American aerospace engineer

Ken Kenji Munechika (June 18, 1935 – June 10, 2022) was an American aerospace engineer and U.S. Air Force colonel. He was the seventh director of NASA's Ames Research Center from 1994 to 1996 and the first director of Moffett Federal Airfield.

==Early life and education==
Munechika was born in Pākalā, a village on the south shore of the island of Kauaʻi, Hawaiʻi, in 1935. He earned a doctorate in educational administration from the University of Southern California. He later trained as a professor of aerospace studies.

==Career==
Munechika served in the U.S. Air Force for more than thirty years, including two decades in aerospace. He started as a navigator and flew 200 combat missions in Southeast Asia during the Vietnam War. He served as chief of satellite operations, leading the recovery of deorbited spacecraft capsules. He also served as senior commander of the Air Force Satellite Control Facility in Sunnyvale, California (now Onizuka Air Force Station), where he directed launch operations for more than fifty defense satellites. Munechika oversaw payload operations for all defense payloads launched on NASA's Space Shuttle. He retired as a colonel in June 1989.

After a few years as executive director of Hawaii's office of space industry, he was appointed the seventh director of Ames Research Center on January 28, 1994, succeeding Dale L. Compton. Munechika was recommended by Senator Daniel Inouye of Hawaii to Daniel Goldin, the administrator of NASA. Under his leadership, Ames developed the NASA Astrobiology Institute, the Lunar Prospector mission, attained control of the Moffett Naval Air Station, and implemented zero-base review. In 1994, the Ames-Dryden Flight Research Center at Edwards Air Force Base became an independent NASA center, later named the Armstrong Flight Research Center.

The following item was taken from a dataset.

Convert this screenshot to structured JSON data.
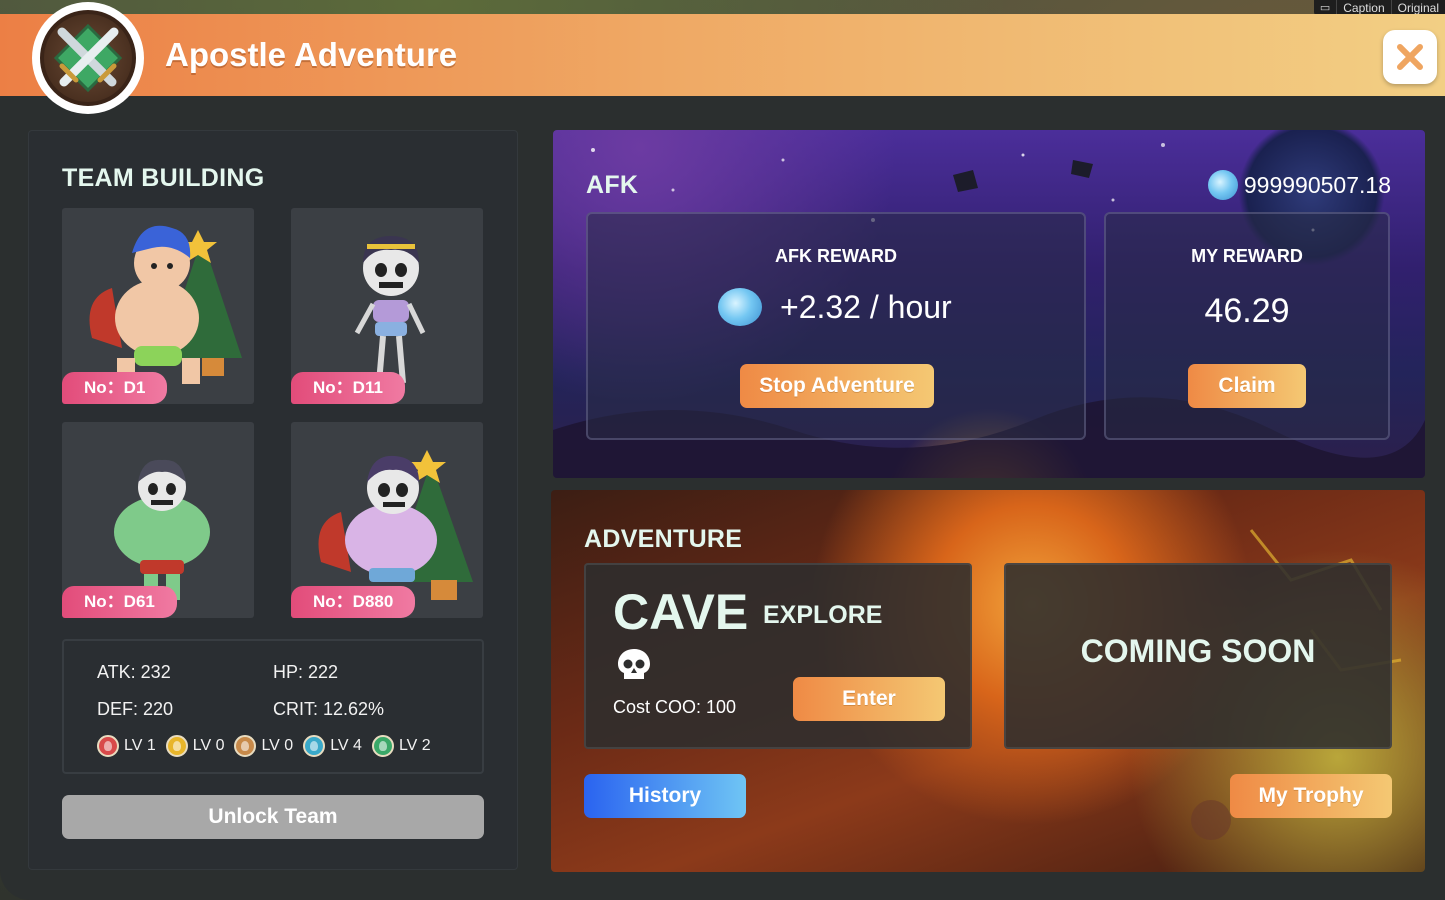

He stated that "since aeronautics and space are for everybody, I want Ames to look like America and the community we represent... where everyone feels empowered, included, valued, and respected." Munechika served as director until March 4, 1996, after which he was succeeded by Henry McDonald.

Munechika was named the first director of Moffett Federal Airfield after NASA became the host agency of the federal facility. The airfield was occupied by more than 10,000 active duty military personnel, along with civilian and military reserves.

He died in 2022. He was buried at the Hawaii State Veterans Cemetery in Kāneʻohe on the island of Oʻahu.

==Personal life==
He legally changed his name to Ken, from Kenji, in 1966. He and his wife Grace S. Munechika had three sons.